A strange observation.
“This place reachable by taxi?”
“That’d be dear, but I’d rather not hire a car.”
“What about a livery? You ride?”
“Not since I
broke up the Wobblies in Butte. I don’t guess they’ve gotten any easier on the ass.”
“It’s been a spell for me too. I never could feature how sitting on something stuffed with hay raises blisters.”
“Alcohol’s best. Applied internally.”
“I got to line my belly first. Where’s a good place for chow?”
“John’s Grill. I’ll get my hat and coat and join you. John’s particular about dress, if not about who he serves.”
*
John’s, across from a fleabag called the Golden State Hotel, advertised steaks and seafood on an electric sign. Inside, it was pleasant enough, cedar-paneled like the inside of a humidor, with waiters in ankle-length aprons serving the predominately male clientele seated at linen-covered tables. It was noisy as a Dodge City saloon, but instead of a tin-tack piano and random gunfire the racket came from clattering crockery.
“Two setups, Gus.” Hammett hung his hat and topcoat on a clothes tree next to a booth upholstered in worn leather.
The waiter, who looked as if he’d slammed face-first into the caboose of a train he was running to catch, nodded and went away. Moments later he returned and set two glasses on the table with ice cubes inside. He waited, looking bored, while Hammett slid a large pewter flask from inside his suit coat and floated the cubes in whiskey.
Hammett looked up from his leather-bound menu. “How are the chops today?”
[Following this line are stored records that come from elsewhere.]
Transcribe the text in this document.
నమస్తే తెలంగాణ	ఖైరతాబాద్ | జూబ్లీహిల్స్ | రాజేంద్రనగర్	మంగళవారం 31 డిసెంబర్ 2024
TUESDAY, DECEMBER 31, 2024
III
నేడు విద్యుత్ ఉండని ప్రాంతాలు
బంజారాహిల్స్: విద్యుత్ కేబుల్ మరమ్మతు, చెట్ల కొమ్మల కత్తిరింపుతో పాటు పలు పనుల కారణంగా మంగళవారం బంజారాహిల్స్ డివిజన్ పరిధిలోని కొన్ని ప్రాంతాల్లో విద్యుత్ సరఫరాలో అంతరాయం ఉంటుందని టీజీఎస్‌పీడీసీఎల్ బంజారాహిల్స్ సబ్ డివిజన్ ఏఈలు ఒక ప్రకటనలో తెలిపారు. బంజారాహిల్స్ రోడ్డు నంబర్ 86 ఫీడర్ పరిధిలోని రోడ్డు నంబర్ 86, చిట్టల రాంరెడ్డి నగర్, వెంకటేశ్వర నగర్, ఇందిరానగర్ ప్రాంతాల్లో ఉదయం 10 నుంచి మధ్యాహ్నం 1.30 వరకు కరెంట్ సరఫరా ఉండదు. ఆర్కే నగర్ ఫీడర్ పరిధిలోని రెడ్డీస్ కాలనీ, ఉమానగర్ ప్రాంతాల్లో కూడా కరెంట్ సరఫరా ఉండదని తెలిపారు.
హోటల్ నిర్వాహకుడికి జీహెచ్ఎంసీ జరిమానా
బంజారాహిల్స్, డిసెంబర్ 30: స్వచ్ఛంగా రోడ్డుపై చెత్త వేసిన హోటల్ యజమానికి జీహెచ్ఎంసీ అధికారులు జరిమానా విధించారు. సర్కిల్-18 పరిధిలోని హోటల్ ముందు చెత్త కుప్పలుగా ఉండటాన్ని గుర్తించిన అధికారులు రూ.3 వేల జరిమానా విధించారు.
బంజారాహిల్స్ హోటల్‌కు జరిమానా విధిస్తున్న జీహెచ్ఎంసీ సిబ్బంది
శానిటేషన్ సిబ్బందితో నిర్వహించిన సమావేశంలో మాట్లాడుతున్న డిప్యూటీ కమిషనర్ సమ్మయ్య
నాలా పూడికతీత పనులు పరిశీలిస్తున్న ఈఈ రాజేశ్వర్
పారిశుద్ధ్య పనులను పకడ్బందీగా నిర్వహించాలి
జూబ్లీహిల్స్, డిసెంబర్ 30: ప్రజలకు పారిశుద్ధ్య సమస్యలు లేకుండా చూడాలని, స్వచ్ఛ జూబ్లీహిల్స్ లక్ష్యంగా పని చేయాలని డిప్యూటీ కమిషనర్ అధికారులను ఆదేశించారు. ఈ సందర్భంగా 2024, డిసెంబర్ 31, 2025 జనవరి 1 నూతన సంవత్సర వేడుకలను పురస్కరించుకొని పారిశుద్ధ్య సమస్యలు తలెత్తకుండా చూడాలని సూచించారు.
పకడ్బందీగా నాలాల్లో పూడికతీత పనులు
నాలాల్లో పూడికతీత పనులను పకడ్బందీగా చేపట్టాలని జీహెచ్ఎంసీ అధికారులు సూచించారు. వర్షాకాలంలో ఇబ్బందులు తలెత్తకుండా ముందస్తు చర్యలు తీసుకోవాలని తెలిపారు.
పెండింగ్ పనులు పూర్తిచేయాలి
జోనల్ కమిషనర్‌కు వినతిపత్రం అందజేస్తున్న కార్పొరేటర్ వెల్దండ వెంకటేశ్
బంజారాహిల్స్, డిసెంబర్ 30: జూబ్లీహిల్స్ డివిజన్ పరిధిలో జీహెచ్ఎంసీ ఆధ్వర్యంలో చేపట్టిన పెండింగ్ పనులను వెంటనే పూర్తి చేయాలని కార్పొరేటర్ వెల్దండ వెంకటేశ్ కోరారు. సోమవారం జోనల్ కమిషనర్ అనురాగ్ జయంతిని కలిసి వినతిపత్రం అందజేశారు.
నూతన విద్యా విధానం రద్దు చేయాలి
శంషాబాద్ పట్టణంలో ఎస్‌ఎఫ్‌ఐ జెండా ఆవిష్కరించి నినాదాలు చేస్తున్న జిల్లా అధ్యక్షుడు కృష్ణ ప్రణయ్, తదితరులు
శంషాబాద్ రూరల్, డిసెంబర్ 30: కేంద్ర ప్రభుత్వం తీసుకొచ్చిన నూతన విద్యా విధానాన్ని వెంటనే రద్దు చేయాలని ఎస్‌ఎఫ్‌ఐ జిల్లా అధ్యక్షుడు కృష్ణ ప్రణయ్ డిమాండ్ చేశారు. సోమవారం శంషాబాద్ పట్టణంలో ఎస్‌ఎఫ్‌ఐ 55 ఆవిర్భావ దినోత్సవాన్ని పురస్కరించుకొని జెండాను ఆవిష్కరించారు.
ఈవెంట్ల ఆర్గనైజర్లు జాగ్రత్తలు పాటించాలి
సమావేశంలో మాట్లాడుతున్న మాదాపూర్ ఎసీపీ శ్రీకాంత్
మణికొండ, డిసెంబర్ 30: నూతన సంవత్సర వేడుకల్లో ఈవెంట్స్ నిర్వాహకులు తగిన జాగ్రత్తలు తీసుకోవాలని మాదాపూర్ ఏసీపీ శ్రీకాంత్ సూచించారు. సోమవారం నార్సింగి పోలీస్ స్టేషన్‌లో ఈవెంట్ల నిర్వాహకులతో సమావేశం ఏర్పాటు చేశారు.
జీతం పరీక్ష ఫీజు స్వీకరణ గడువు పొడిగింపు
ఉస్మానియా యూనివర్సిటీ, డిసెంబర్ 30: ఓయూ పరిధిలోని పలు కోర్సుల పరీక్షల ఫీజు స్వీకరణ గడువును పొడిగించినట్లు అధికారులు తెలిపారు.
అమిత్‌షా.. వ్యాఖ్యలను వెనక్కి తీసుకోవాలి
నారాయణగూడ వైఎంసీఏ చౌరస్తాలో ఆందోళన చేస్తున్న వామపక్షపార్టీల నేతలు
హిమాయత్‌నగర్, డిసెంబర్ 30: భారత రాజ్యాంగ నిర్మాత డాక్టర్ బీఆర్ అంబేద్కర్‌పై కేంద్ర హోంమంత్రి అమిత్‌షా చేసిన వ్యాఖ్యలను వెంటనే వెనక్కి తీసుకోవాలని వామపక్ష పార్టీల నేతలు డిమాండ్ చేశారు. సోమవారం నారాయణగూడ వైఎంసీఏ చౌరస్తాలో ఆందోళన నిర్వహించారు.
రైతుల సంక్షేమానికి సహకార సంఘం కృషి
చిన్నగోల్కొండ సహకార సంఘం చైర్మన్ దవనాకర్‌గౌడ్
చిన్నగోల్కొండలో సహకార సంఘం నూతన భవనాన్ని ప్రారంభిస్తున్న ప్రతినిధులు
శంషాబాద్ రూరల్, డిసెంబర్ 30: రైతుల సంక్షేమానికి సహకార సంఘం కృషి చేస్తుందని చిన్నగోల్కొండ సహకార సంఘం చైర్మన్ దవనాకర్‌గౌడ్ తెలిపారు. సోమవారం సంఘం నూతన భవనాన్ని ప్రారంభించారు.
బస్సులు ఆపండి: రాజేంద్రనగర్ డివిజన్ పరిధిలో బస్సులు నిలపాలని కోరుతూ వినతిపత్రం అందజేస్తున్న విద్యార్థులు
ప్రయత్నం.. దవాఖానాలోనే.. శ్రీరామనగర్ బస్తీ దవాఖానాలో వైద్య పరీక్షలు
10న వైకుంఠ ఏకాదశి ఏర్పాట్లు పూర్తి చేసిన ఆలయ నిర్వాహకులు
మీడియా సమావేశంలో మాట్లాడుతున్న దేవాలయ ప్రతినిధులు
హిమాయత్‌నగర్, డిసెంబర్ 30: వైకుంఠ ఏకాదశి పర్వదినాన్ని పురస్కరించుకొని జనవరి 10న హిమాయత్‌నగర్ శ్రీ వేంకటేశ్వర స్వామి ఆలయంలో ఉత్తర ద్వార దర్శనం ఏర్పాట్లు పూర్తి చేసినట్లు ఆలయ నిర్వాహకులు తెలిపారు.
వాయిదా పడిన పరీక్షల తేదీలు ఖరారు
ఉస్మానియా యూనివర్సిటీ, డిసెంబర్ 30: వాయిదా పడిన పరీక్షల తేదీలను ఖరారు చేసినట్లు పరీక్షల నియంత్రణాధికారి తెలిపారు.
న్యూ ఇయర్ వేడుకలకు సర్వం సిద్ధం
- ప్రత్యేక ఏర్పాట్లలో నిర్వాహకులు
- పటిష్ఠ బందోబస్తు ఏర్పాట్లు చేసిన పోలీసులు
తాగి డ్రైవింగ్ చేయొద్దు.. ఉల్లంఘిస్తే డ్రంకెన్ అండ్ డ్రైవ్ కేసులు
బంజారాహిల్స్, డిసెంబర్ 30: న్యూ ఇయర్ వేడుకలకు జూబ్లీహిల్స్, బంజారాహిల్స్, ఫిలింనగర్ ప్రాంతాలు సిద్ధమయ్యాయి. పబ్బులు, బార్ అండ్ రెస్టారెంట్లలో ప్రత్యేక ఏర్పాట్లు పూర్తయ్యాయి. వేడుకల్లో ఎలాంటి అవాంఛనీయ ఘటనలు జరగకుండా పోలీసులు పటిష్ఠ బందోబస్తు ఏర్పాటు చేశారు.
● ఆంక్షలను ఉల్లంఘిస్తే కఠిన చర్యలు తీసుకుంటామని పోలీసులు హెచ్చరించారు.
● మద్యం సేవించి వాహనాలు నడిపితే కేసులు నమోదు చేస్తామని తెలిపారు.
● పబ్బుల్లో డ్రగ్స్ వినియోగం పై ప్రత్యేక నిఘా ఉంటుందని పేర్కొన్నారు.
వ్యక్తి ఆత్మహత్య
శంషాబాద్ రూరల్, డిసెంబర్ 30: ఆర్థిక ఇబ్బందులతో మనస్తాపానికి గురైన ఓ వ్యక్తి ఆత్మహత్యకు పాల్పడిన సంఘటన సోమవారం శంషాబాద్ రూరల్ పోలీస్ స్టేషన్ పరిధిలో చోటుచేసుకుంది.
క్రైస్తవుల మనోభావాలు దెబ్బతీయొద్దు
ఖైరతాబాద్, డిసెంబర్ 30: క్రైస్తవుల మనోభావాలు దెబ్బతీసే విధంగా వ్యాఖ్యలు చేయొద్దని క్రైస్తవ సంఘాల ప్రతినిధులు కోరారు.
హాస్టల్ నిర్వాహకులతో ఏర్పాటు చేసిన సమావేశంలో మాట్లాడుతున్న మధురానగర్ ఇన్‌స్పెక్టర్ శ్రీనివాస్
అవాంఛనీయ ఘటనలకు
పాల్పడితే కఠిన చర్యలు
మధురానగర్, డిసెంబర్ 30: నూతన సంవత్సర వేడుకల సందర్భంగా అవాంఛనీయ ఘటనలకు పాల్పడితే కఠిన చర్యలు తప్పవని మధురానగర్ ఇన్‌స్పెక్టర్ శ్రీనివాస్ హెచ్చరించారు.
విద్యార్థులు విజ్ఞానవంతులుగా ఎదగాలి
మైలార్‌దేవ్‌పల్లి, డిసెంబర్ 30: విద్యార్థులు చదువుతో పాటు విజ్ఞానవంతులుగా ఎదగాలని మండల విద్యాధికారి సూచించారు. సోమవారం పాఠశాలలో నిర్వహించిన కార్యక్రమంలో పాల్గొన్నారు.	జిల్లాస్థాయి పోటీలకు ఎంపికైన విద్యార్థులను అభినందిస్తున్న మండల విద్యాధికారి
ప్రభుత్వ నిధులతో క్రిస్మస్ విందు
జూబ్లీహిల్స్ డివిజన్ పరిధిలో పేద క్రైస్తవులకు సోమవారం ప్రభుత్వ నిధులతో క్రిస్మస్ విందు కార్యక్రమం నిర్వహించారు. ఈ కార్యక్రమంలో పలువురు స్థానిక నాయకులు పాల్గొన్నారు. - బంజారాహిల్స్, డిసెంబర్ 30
“I wouldn’t know. I’m a vegetarian, remember?”
The young detective smirked at Siringo. “Gus gave up eating meat after he killed Sailor Dumphrey in the sixth round in El Paso.”
“Juarez,” corrected Gus. “Governor Culberson banned prizefighting in Texas, so we took it across the river. It was the fifth, not the sixth. How was I to know he had a bad appendix, I ask you?”
Siringo said, “I was at that fight.”
The waiter’s scarred face was unimpressed.
“You and half the forty-six. If everybody that says he was there was there, the gate would have been millions.”